Of course in this hypothetical example none of us actually knows whether this particular man would have ignored a woman or a frail person - neither Steve, nor any of the rest of us.


What I meant was that I believe he was wrong in assuming someone would ignore a woman or a frail person. I don't think that someone's sex or physical state necessarily means that they cannot be perceived to be assertive, and I was offering my own experience as evidence of that. The context also has to be taken into consideration - a public supermarket is one thing - and here one might use Marmora Man's point of getting 'the audience' on side - whereas a dark alley is another.

If the person is younger than me (which is more of the popultaion nowadays) - I always use the motherish voice to say what needs to be said but with a hint of youth worker and I am rarely ignored by people doing wrong.


It would not make sense for me to approach someone in an aggressive way as they would most probably already have their adrenaline raised while they are doing whatever it is that needs challenging.


Engaging someone and making them think about what they are doing would be my intention - not trying to boost my own ego by challenging somone in front of an audience.


I've stopped two guys kicking the crap out of another guy in the middle of the night on my own when I was driving past, by making them think of the consequences of kicking him too hard and killing him on a main road with CCTV everywhere. They did stop - and might have carried on around the corner, I don't know, but I couldn't just drive past without doing something.

It depends on the situation . Sometimes its thankless. A friend intervened when a woman was mugged . The police would not leave him alone, and in the end he wished he'd never bothered, plus the woman accused him of making the situation worse! Sometimes your best really is the worst .
  • 2 weeks later...

???? Wrote:

-------------------------------------------------------

> I have to say ,certainly in my experience, it is

> woman rather than men who are more likely to stand

> up for the stranger against the stranger.

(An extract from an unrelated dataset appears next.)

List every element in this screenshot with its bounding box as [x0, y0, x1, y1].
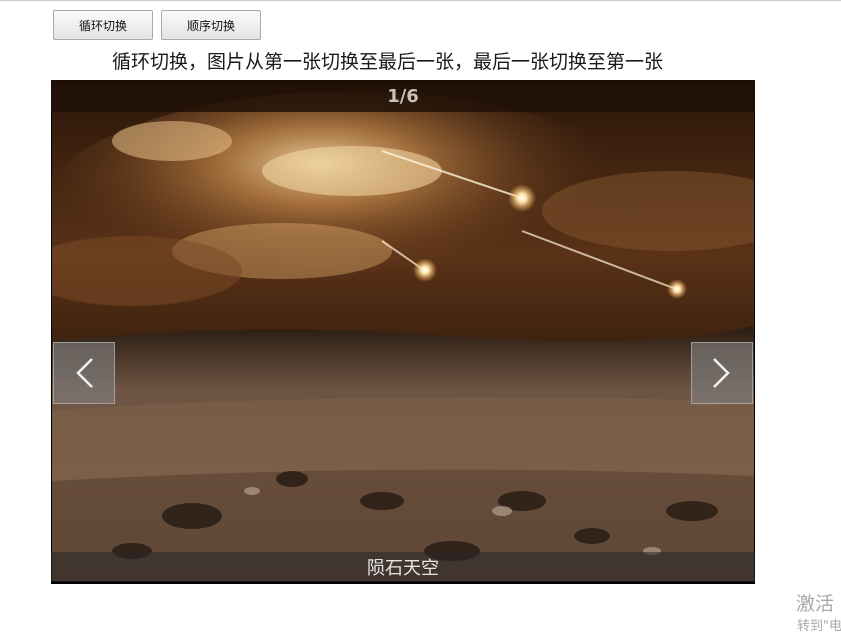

I've been on the tube three times where someone was being harrassed by drunk blokes, to the point of fear/upset. I've been the only one to intervene each time and the men were all staring at the floor/newspapers. I'm not judging this though, as I have (rightly or wrongly) felt I would not get any physical repercussions and they might. The bleach incident (see OP) has made me think twice about sticking my oar in though.

  • 4 weeks later...

Some little idiot guy grabbed my bum the other day and jogged off as I swore at him. I am pleased to say another guy came over and got angry with the bum grabber on my behalf.


I didn't actually need the back-up but it was nice to know that he was ready to intervene and gave me some moral support as I continiued to F and blind for about ten minutes more.

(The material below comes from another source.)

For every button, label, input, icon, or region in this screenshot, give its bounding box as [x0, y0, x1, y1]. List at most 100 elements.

Just read all this thread.

I was at the bus stop by Goose Green the other day with about seven other people. A bulky male barged through all of us as the bus arrived, and nearly knocked a woman flying. I immediately pushed him so his momentum to thrust forward was directed away from others, after he had gone into her, so he could not barge into anyone else. He turned on me and threatened me with all sorts of nonsense, swearing and telling everyone what he would do to me, then he walked away. The bus drove off before he had finished. There were now just three of us at the bus stop as this man stormed away. I asked them if - if this man had have physically attacked me - would they have intervened? They did not answer, but I hope they thought about it. I have intervened also, but I always check my escape first!